The Honeymooners: Atlanta, I’ll love you forever.
In Atlanta our first order of business was to find our luggage that Delta promised would be there. But Delta lied, ladies and gentleman. After we trusted them, Delta betrayed us. However, I fell instantly in love with Atlanta and with all of Georgia and everyone who lives there. Completely contrary to our NY experience, every single person we talked to was POLITE and SMILED and NICE just to be nice and seemed genuinely interested in helping us out. So if you happen to be a reader from the peach state, let me just say: I love you. A lot. Like, more than I hate New York, I love you.
Anyway, we were assured our luggage was in the dubious “international holding area” mysteriously located “downstairs” and would be put on our flight to the D.R. the next day when we boarded. We settled for 2 Delta overnight care packages which contained a tiny toothbrush, tube of toothpaste, small stick of deodorant just barely this side of opaque, enormous one-size-fits-all Delta t-shirt, and a hairbrush like the kind I used to see little girls using on their barbies. We rented a car (a surprisingly fun-to-ride-in P.T. Cruiser which had omniniftitious* cooling/heating vents on the dashboard that I played with for a full 10 minutes upon getting in the car) and headed to the hotel. As a side note, the hip-hop/rap/R&B radio station in Atlanta plays WAY better music than Denver’s.
I was expecting a motel near the airport: cheap, convenient. What Stephen had actually booked was a room at the Grand Hyatt, downtown Atlanta. They upgraded us to the honeymoon suite for FREE. (Atlanta, Seriously. I love you. All of you.) When we walked in, there was a bottle of champagne resting in a bucket of ice next to two glasses, along with a dish set with giant chocolate dipped strawberries and white chocolate shavings. I melted.
We decided to go to a nice restaurant for dinner but, as we didn’t have our luggage, we didn’t have any clothes to wear except the ones we’d worn all night and all day which looked decent enough for a nice restaurant but were becoming progressively stank. We went anyway, to Atlanta Fish Market, and our waiter sounded like Barry White. He was totally cool just like everyone else in Atlanta. (Atlanta, have I ever told you you’re my hero? You’re everything I would like to be.)

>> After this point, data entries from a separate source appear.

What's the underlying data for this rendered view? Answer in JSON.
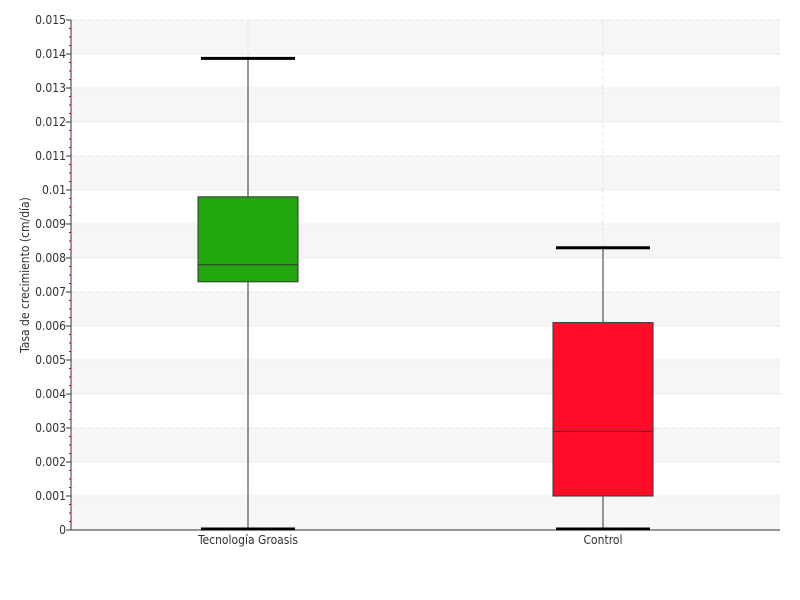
{
  "chart_data": {
    "type": "boxplot",
    "title": "",
    "xlabel": "",
    "ylabel": "Tasa de crecimiento (cm/día)",
    "ylim": [
      0,
      0.015
    ],
    "yticks": [
      "0",
      "0.001",
      "0.002",
      "0.003",
      "0.004",
      "0.005",
      "0.006",
      "0.007",
      "0.008",
      "0.009",
      "0.01",
      "0.011",
      "0.012",
      "0.013",
      "0.014",
      "0.015"
    ],
    "categories": [
      "Tecnología Groasis",
      "Control"
    ],
    "boxes": [
      {
        "category": "Tecnología Groasis",
        "min": 0.0,
        "q1": 0.0073,
        "median": 0.0078,
        "q3": 0.0098,
        "max": 0.01387,
        "color": "#22a70e"
      },
      {
        "category": "Control",
        "min": 0.0,
        "q1": 0.001,
        "median": 0.0029,
        "q3": 0.0061,
        "max": 0.0083,
        "color": "#ff0d28"
      }
    ],
    "grid": true,
    "legend": "none"
  },
  "colors": {
    "band": "#f6f6f6",
    "grid": "#e6e6e6",
    "axis": "#333333",
    "whisker": "#333333",
    "tick_marker": "#d0002a"
  }
}
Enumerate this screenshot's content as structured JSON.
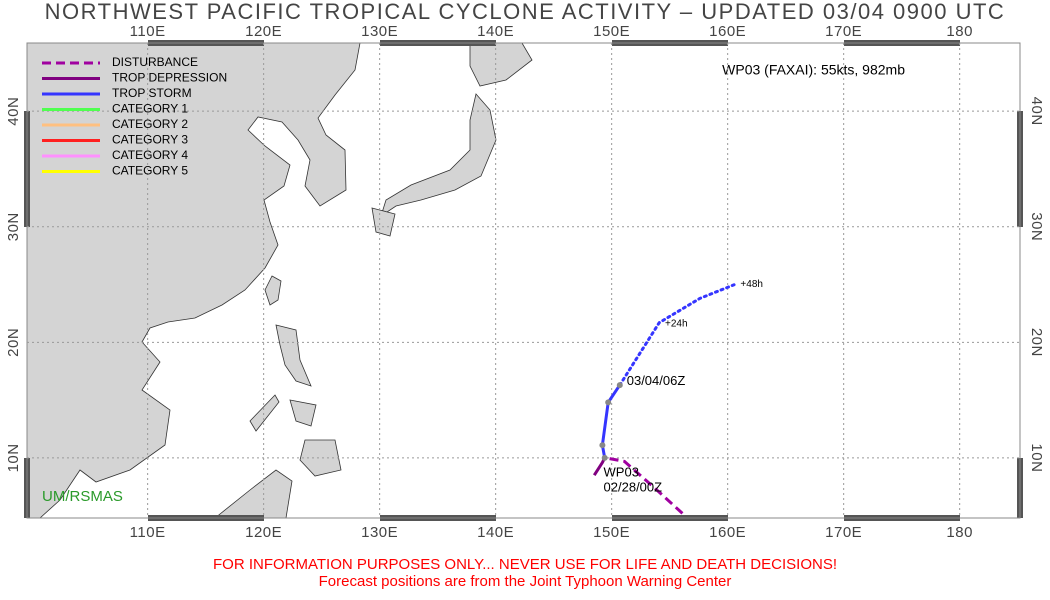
{
  "header": {
    "title": "NORTHWEST PACIFIC TROPICAL CYCLONE ACTIVITY – UPDATED 03/04 0900 UTC"
  },
  "map": {
    "xlim": [
      99.6,
      185.2
    ],
    "ylim": [
      4.8,
      45.9
    ],
    "xticks": [
      {
        "value": 110,
        "label": "110E"
      },
      {
        "value": 120,
        "label": "120E"
      },
      {
        "value": 130,
        "label": "130E"
      },
      {
        "value": 140,
        "label": "140E"
      },
      {
        "value": 150,
        "label": "150E"
      },
      {
        "value": 160,
        "label": "160E"
      },
      {
        "value": 170,
        "label": "170E"
      },
      180
    ],
    "yticks": [
      {
        "value": 10,
        "label": "10N"
      },
      {
        "value": 20,
        "label": "20N"
      },
      {
        "value": 30,
        "label": "30N"
      },
      {
        "value": 40,
        "label": "40N"
      }
    ],
    "grid": true,
    "series": [
      {
        "name": "DISTURBANCE",
        "color": "#a000a0",
        "style": "dashed",
        "lon": [
          156.1,
          153.7,
          151.1,
          149.5
        ],
        "lat": [
          5.2,
          7.4,
          9.7,
          10.0
        ]
      },
      {
        "name": "TROP DEPRESSION",
        "color": "#800080",
        "style": "solid",
        "lon": [
          148.5,
          149.2,
          149.4
        ],
        "lat": [
          8.5,
          9.6,
          10.0
        ]
      },
      {
        "name": "TROP STORM",
        "color": "#3535ff",
        "style": "solid",
        "lon": [
          149.4,
          149.2,
          149.7,
          150.7
        ],
        "lat": [
          10.0,
          11.1,
          14.8,
          16.3
        ]
      },
      {
        "name": "CATEGORY 1",
        "color": "#50ff50",
        "style": "solid",
        "lon": [],
        "lat": []
      },
      {
        "name": "CATEGORY 2",
        "color": "#ffc080",
        "style": "solid",
        "lon": [],
        "lat": []
      },
      {
        "name": "CATEGORY 3",
        "color": "#ff2020",
        "style": "solid",
        "lon": [],
        "lat": []
      },
      {
        "name": "CATEGORY 4",
        "color": "#ff90ff",
        "style": "solid",
        "lon": [],
        "lat": []
      },
      {
        "name": "CATEGORY 5",
        "color": "#ffff00",
        "style": "solid",
        "lon": [],
        "lat": []
      }
    ],
    "forecast": {
      "color": "#3535ff",
      "lon": [
        150.7,
        154.1,
        157.6,
        160.6
      ],
      "lat": [
        16.3,
        21.7,
        23.8,
        25.0
      ]
    },
    "labels": [
      {
        "text": "+48h",
        "lon": 161.1,
        "lat": 25.0
      },
      {
        "text": "+24h",
        "lon": 154.6,
        "lat": 21.6
      },
      {
        "text": "03/04/06Z",
        "lon": 151.3,
        "lat": 16.6
      },
      {
        "text": "WP03",
        "lon": 149.3,
        "lat": 8.7
      },
      {
        "text": "02/28/00Z",
        "lon": 149.3,
        "lat": 7.4
      }
    ],
    "storm_info": "WP03 (FAXAI): 55kts, 982mb",
    "credit": "UM/RSMAS"
  },
  "footer": [
    "FOR INFORMATION PURPOSES ONLY... NEVER USE FOR LIFE AND DEATH DECISIONS!",
    "Forecast positions are from the Joint Typhoon Warning Center"
  ]
}
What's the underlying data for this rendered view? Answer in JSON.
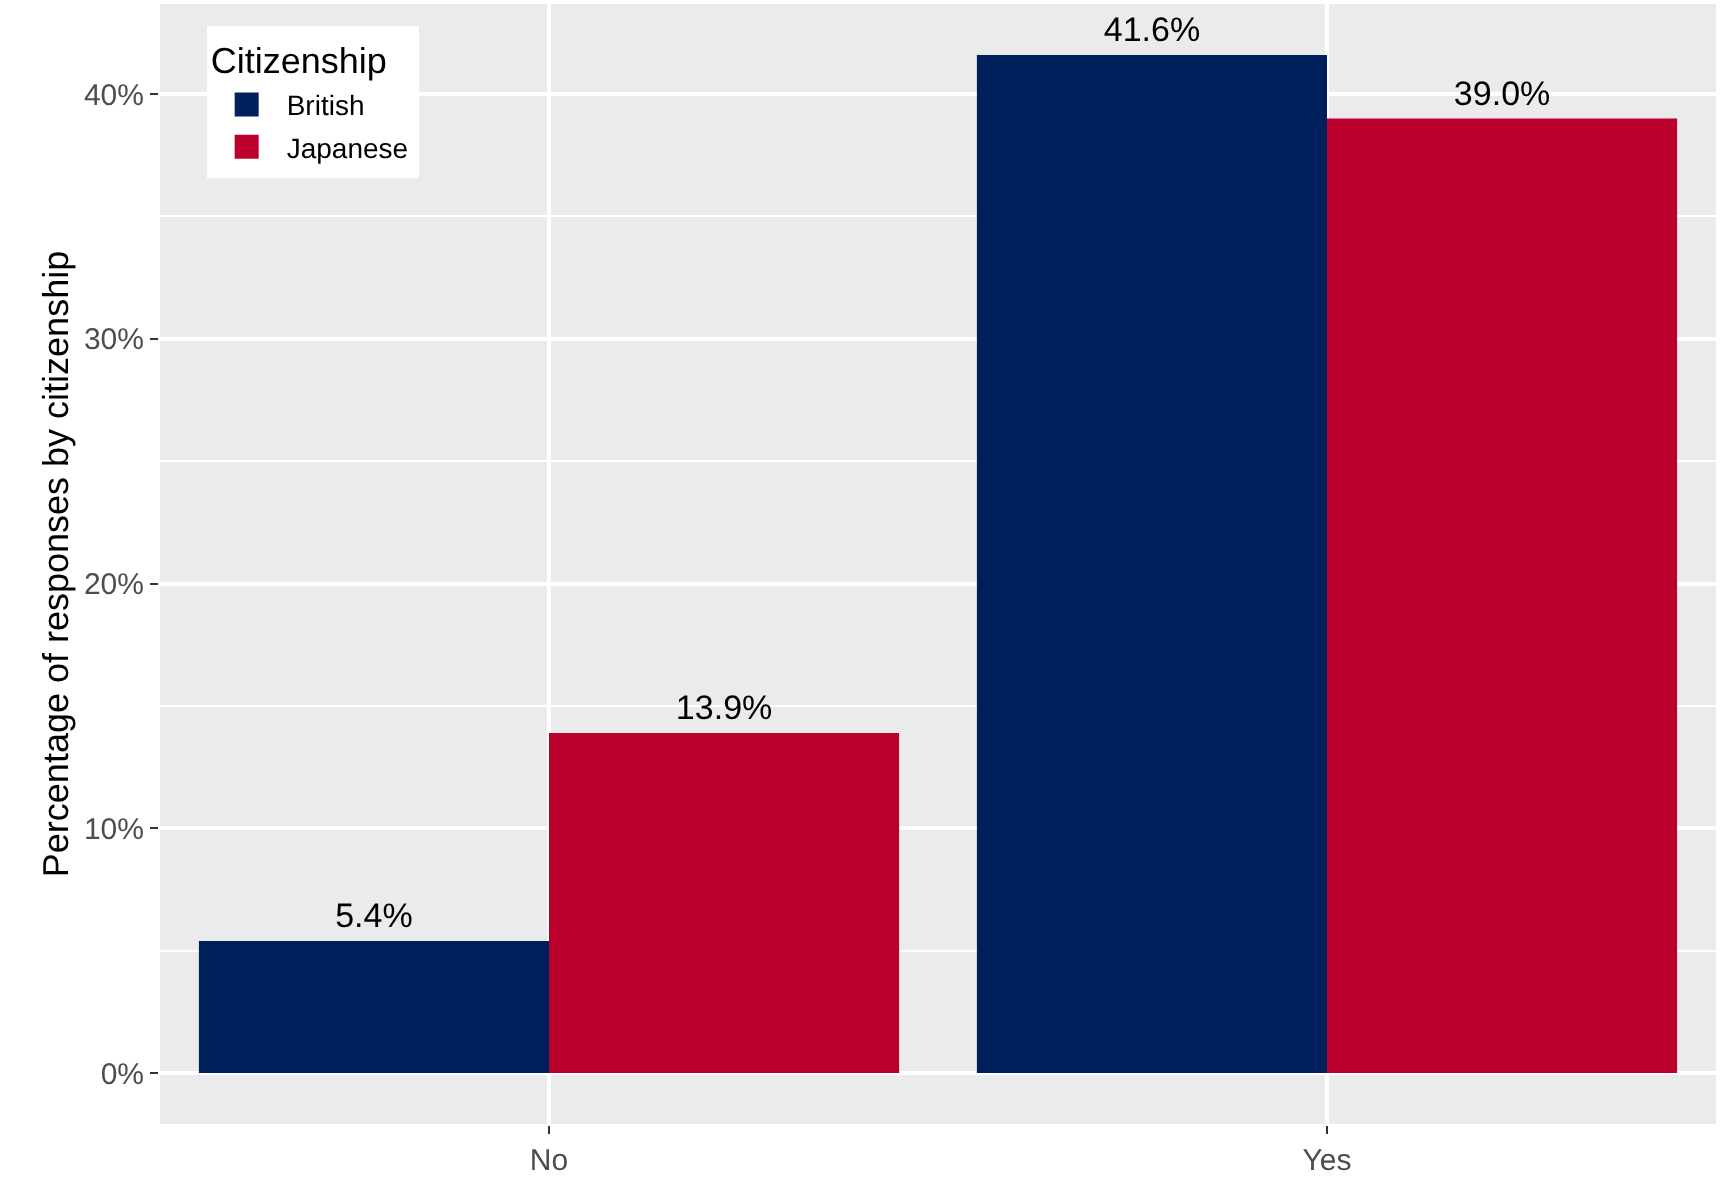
{
  "chart_data": {
    "type": "bar",
    "ylabel": "Percentage of responses by citizenship",
    "legend_title": "Citizenship",
    "categories": [
      "No",
      "Yes"
    ],
    "series": [
      {
        "name": "British",
        "color": "#00205b",
        "values": [
          5.4,
          41.6
        ],
        "value_labels": [
          "5.4%",
          "41.6%"
        ]
      },
      {
        "name": "Japanese",
        "color": "#bc002d",
        "values": [
          13.9,
          39.0
        ],
        "value_labels": [
          "13.9%",
          "39.0%"
        ]
      }
    ],
    "ylim": [
      -2.08,
      43.68
    ],
    "yticks": [
      {
        "value": 0,
        "label": "0%"
      },
      {
        "value": 10,
        "label": "10%"
      },
      {
        "value": 20,
        "label": "20%"
      },
      {
        "value": 30,
        "label": "30%"
      },
      {
        "value": 40,
        "label": "40%"
      }
    ],
    "grid": true,
    "legend": "top left"
  }
}
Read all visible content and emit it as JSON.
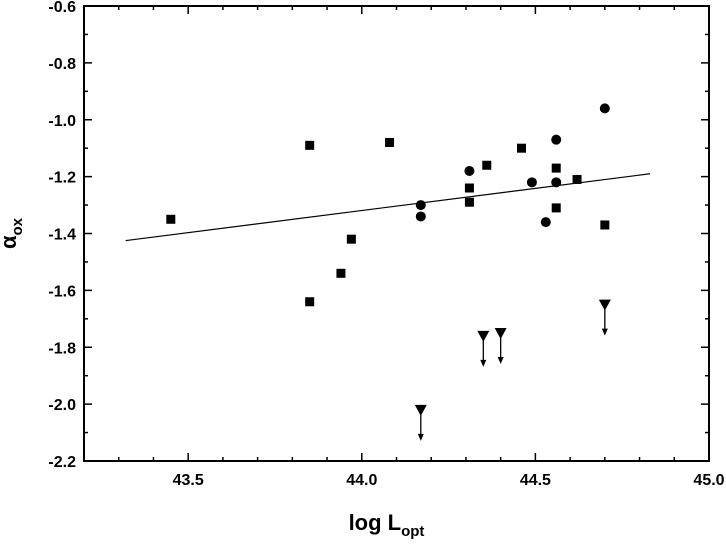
{
  "chart_data": {
    "type": "scatter",
    "title": "",
    "xlabel": {
      "main": "log L",
      "sub": "opt"
    },
    "ylabel": {
      "main": "α",
      "sub": "ox"
    },
    "xlim": [
      43.2,
      45.0
    ],
    "ylim": [
      -2.2,
      -0.6
    ],
    "x_ticks": [
      43.5,
      44.0,
      44.5,
      45.0
    ],
    "x_tick_labels": [
      "43.5",
      "44.0",
      "44.5",
      "45.0"
    ],
    "y_ticks": [
      -0.6,
      -0.8,
      -1.0,
      -1.2,
      -1.4,
      -1.6,
      -1.8,
      -2.0,
      -2.2
    ],
    "y_tick_labels": [
      "-0.6",
      "-0.8",
      "-1.0",
      "-1.2",
      "-1.4",
      "-1.6",
      "-1.8",
      "-2.0",
      "-2.2"
    ],
    "grid": false,
    "legend": "none",
    "series": [
      {
        "marker": "square",
        "points": [
          [
            43.45,
            -1.35
          ],
          [
            43.85,
            -1.09
          ],
          [
            43.85,
            -1.64
          ],
          [
            43.94,
            -1.54
          ],
          [
            43.97,
            -1.42
          ],
          [
            44.08,
            -1.08
          ],
          [
            44.31,
            -1.24
          ],
          [
            44.31,
            -1.29
          ],
          [
            44.36,
            -1.16
          ],
          [
            44.46,
            -1.1
          ],
          [
            44.56,
            -1.17
          ],
          [
            44.56,
            -1.31
          ],
          [
            44.62,
            -1.21
          ],
          [
            44.7,
            -1.37
          ]
        ]
      },
      {
        "marker": "circle",
        "points": [
          [
            44.17,
            -1.3
          ],
          [
            44.17,
            -1.34
          ],
          [
            44.31,
            -1.18
          ],
          [
            44.49,
            -1.22
          ],
          [
            44.53,
            -1.36
          ],
          [
            44.56,
            -1.07
          ],
          [
            44.56,
            -1.22
          ],
          [
            44.7,
            -0.96
          ]
        ]
      },
      {
        "marker": "upper-limit",
        "points": [
          [
            44.17,
            -2.02
          ],
          [
            44.35,
            -1.76
          ],
          [
            44.4,
            -1.75
          ],
          [
            44.7,
            -1.65
          ]
        ]
      }
    ],
    "fit_line": {
      "x": [
        43.32,
        44.83
      ],
      "y": [
        -1.425,
        -1.19
      ]
    }
  }
}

In the morning Stephen goes, “Babe, I love that shirt. You just look so good in it… I think you should wear it again today.” “Yeah?” I responded, “I think I will. It’s my new favorite shirt. And I like those jeans you’ve got. You should wear them again, too.” At this point our clothes were legitimately stank, which prompted Stephen to soak his boxers in the sink and then iron them dry. (“This cleans them how?” I wondered, but Stephen explained that were “wrinkly”. Huh.)
We got to take free breakfast stuffs from the restaurant downstairs in the morning and made our way hazily to the airport in some famous Atlanta traffic. We got completely lost trying to find the rental car place but a sweet girl at the store stayed on the phone with me and helped us find our way. ( I can fly higher than an eagle, Atlanta, for you are the wind beneath my wings…) The morning went without incident and the very beautiful lady at our gate told us she was sure our luggage was already on the plane, but she would double check.
We got on the plane, again with this hope and false sense of security we were fast becoming accustomed to, all excited to FINALLY be tasting that sweet ocean air in a matter of hours. It’s only uphill from here, right?
*omniniftitious: Adj. Possessing the quality of complete niftiness, I.E., Totally Nifty**
**This is in fact not a real word. I made it up in 11th grade during English class and since I went to a small school the English teacher put it on a vocab test as a joke. Please start using it in your regular rotation.